- This is the third cut in a row this year, having slashed the forecast from 5.8 per cent it projected in November last year.
- The lender projects the country's debt profile to weaken further, making the country unattractive, especially to external lenders.
NCBA Bank has further cut Kenya's growth prospect by 30 basis points, citing election fever, currency devaluation, growing inflation and poor rainfall.
The lender now projects the economy to expand by 4.9 per cent in the current financial year down from 5.2 per cent projected in April.
This is the third cut in a row this year, having slashed the forecast from 5.8 per cent projected last November.
''We project GDP growth to slow down to 4.9 per cent, slower than National Treasury’s six per cent forecast as consumption and investments slow amid rising costs and uncertainty,'' NCBA economist Raphael Agung' said.
NCBA's forecast is less than the National Treasury and World Bank projections. The government expects the country's GDP to expand by six per cent.
The global lender, in its recent economic outlook, expects Kenya’s real gross domestic product (GDP) to grow by 5.5 percent in 2022 and 5.2 percent on average in 2023–24.
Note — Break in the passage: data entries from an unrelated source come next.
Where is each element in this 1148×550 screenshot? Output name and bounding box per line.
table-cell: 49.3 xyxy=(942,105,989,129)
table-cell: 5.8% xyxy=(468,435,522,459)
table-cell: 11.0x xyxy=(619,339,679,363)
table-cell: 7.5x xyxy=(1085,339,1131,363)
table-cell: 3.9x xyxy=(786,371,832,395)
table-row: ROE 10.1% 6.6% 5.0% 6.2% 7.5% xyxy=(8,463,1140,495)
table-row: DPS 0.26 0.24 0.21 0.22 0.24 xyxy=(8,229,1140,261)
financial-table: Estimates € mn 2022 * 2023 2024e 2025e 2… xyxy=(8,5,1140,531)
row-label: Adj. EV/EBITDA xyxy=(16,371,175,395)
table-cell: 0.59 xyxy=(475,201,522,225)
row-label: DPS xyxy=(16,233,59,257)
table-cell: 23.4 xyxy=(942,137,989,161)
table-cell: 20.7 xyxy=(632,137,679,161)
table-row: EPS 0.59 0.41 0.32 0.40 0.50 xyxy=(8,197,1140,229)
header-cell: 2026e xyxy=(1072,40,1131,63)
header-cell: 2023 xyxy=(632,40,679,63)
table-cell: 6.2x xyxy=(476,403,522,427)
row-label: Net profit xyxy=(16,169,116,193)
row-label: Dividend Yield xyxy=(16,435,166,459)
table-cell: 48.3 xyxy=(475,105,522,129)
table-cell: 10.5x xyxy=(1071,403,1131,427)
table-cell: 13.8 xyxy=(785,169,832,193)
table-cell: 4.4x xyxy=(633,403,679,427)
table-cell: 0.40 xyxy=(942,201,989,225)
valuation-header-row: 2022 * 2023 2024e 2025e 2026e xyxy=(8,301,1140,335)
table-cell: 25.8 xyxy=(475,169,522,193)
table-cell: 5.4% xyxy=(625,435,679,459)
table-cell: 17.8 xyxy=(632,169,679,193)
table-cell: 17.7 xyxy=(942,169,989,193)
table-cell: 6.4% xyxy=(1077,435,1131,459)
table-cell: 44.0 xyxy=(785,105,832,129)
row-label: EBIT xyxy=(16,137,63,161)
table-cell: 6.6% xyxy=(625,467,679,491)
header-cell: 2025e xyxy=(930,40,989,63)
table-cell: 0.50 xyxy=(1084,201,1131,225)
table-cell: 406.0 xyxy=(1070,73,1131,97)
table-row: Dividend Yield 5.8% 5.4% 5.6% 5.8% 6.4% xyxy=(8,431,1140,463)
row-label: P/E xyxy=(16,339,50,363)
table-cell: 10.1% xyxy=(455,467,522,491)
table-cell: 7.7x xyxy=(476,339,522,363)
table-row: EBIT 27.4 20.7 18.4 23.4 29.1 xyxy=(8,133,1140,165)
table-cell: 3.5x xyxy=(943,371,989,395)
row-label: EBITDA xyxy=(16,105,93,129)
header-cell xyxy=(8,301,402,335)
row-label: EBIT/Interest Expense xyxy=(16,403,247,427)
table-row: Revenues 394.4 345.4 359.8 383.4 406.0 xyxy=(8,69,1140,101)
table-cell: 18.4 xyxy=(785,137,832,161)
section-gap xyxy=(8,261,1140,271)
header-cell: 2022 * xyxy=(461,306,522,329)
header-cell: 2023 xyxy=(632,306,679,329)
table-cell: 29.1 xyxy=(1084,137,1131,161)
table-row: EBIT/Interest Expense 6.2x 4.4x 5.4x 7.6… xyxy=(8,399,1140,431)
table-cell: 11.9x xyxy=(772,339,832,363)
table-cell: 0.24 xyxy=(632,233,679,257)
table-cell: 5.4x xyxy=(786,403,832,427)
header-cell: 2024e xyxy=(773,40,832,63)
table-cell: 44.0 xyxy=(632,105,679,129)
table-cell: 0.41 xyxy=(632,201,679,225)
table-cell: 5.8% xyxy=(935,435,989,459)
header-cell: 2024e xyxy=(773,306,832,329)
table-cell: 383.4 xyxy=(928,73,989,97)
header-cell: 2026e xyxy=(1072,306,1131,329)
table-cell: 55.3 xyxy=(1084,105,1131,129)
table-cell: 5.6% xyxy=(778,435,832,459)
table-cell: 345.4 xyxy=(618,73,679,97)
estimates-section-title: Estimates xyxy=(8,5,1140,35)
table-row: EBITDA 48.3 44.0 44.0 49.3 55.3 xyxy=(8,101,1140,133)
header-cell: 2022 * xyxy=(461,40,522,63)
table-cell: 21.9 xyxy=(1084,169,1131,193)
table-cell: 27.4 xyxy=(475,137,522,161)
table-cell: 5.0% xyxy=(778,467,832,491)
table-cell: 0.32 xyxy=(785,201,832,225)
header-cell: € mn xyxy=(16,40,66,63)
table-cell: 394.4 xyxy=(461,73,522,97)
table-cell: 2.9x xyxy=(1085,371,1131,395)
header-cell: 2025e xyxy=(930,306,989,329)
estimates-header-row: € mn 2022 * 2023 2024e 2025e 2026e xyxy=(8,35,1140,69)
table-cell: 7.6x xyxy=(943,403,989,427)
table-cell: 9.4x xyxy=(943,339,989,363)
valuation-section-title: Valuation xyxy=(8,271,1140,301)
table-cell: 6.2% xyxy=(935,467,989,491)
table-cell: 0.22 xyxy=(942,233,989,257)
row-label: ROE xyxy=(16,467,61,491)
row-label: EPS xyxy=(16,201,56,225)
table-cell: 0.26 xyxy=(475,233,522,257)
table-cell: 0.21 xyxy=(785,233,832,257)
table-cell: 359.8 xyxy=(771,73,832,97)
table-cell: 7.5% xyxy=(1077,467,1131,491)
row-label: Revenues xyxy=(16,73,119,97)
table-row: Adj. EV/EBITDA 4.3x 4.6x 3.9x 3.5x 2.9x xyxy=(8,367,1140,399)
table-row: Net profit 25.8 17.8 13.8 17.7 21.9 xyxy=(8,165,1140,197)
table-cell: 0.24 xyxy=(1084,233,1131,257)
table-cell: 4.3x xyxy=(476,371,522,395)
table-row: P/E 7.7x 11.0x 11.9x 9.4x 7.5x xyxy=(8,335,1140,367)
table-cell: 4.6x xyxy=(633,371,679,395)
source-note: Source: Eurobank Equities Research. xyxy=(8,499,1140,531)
An erratic rainfall pattern being experienced in the country poses a major threat to the country’s leading GDP earner, the agricultural sector.
The report shows agriculture, forestry and fishing contracted to -0.2 per cent from 4.6 per cent growth recorded in 2020.
The lender projected a further increase in the cost of living amid the weakening shilling against the greenback and high global fuel prices, a result of the Russia-Ukraine war.
The shilling has been crumbling against the greenback for over a year now, dropping almost 3.5 per cent since January to trade at 117.40 units yesterday.
This is attributed to volatilities in the global marketplace and rising inflation, especially in the US, where the government has intervened by raising the base lending rate. the benchmark for most interest rates.
Last week, Joe Biden's regime raised its Federal rate by 0.75 per cent to range between 1.5 and 1.75 percent, the highest jump since 1994.
The strengthening shilling is also expected to worsen Kenya's tight debt obligation, with the yield on Eurobond hitting double digits according to the latest CBK weekly bulletin.
NCBA projects the country's debt profile to weaken further, making the country unattractive, especially to external lenders.
Lat month, both Moody's, Fitch rating and S&P lowered the country's creditworthiness, citing high uncertainties both in the local and international markets.
Kenya's debt registry as of the end of last year shows gross public debt crossed the Sh8 trillion mark to stand at Sh8.2 trillion against the country's GDP estimated at Sh10.7 trillion.
The current debt ceiling stands at Sh9 trillion and is expected to accrue to a 10 trillion mark. This is with the government's strategy in addressing the fiscal implications towards attaining its developmental agenda.
“Continued rise in the debt ceiling will cause increased interest rates in efforts to lower the debt ceiling that is currently a main concern to the taxpayer,'' Agung’ added.
Most investors have recently shunned the acquisition of credit to invest with the looming uncertainties that are seemingly occasioned by the electioneering period. This slows down growth.
“As we approach the general elections, it noted that elections points in Kenya have always had a negative GDP outcome; nevertheless, its worth noting that elections do not necessarily stop growth and investment but may just delay the investment process,” Agung’ said.